For this reason,David Karp, Tumblr’s founder prefers the “let’s just call each other when we need something or want to hang out” approach rather than resorting to traditional bureaucratic communication methods.
Finally, the Mongolian cavalry are opportunistic in nature as they feverously ambush their enemy whenever the opportunity arises. They hit-and-run in wave attacks, which is similar to startup’s method of ‘disruptive innovation’. Coined by Clayton M. Christensen, the term allows startups to ignore certain rules of the game, and aim to conquer as much market share as they can once their venture has started.
Here is an example of how Uber, Lyft, and Sidecar disrupted and innovated the way people around the globe travelled by hailing private cars while allowing drivers to earn money using the ‘sharing revolution’ concept that brought about big changes in the Taxi industry.
Solidity is not Ever Assuring
Like the Roman Empire, corporations are huge companies with solid foundations that usually operate in two or more countries globally. Due to this, they need a huge team of highly qualified people to run the business; with multiple levels of management that makes the system very bureaucratic.

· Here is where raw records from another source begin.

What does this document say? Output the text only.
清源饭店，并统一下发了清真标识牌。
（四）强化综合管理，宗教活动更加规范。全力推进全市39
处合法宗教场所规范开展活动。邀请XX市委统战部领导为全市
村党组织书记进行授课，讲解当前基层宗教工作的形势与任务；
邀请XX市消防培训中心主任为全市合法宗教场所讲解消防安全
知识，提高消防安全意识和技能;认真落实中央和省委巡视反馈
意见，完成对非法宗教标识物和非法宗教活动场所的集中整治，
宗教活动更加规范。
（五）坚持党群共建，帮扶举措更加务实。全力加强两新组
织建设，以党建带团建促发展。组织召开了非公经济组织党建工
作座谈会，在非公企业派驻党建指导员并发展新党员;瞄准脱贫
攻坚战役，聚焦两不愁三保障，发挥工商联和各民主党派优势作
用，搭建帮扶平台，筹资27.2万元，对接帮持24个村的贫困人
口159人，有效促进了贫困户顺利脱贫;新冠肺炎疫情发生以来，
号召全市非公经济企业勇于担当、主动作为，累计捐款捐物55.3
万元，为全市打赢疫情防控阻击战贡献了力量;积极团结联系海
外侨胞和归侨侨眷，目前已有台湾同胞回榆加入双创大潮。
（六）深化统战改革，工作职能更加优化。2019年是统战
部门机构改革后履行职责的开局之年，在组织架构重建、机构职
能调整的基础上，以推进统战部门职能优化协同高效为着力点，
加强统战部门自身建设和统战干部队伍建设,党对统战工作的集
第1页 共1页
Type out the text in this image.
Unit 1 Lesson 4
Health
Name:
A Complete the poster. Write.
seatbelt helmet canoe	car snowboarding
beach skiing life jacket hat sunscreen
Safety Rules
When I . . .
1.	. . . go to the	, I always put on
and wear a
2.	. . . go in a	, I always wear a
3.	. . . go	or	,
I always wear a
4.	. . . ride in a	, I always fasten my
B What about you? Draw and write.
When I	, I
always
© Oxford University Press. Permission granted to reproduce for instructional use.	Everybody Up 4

Indeed, communication is hardly effective, and the decision-making process is intricate. Companies like Toyota, Apple Inc., Wal-Mart Stores, and HSBC are among the most successful corporations known today. Because they are huge, they need a lot of resources to sustain themselves, leaving little room for mistakes, or chances to pivot their businesses. It is hard to pivot when their products/services are mass-produced, trademarked, patented and copyrighted for international distribution and are sold around the globe.
The difficulty in pivoting makes corporations susceptible towards collapses. For instance, Swissair, which were so financially stable that it was known as the “Flying Bank” collapsed due to their mismanagement and their inability to avoid being hit financially.
Hybrid Armed Forces
Conclusively, from the comparisons made, how can corporations and startups learn from each other? Some corporations like MasterCard and General Electric established ShopThis! and FastWorks that incorporate the ‘lean startup’ approach by forming a cross-functional team to execute non-traditional business practices known as ‘intrapreneurship’. The Batavian Cohorts of the Roman Legion may meet the standards for this ‘unit’ where they attack enemies by undergoing an amphibious assault (an impressive feat during that time) and underwent sieges that normal legions typically could not.
Startups on the other hand, can learn from corporations in terms of management in ensuring the smoothness of their venture. For instance, it is valuable for startups to learn how big corporations establish effective disciplinary techniques in ensuring employees are on track. Aside from that, most successful multinational corporations have the best human resource management practices that startups can adopt so that they can have an effective team to scale and grow at a much faster pace. With all the information shared, both startups and corporations can benefit greatly through integration and adaptation.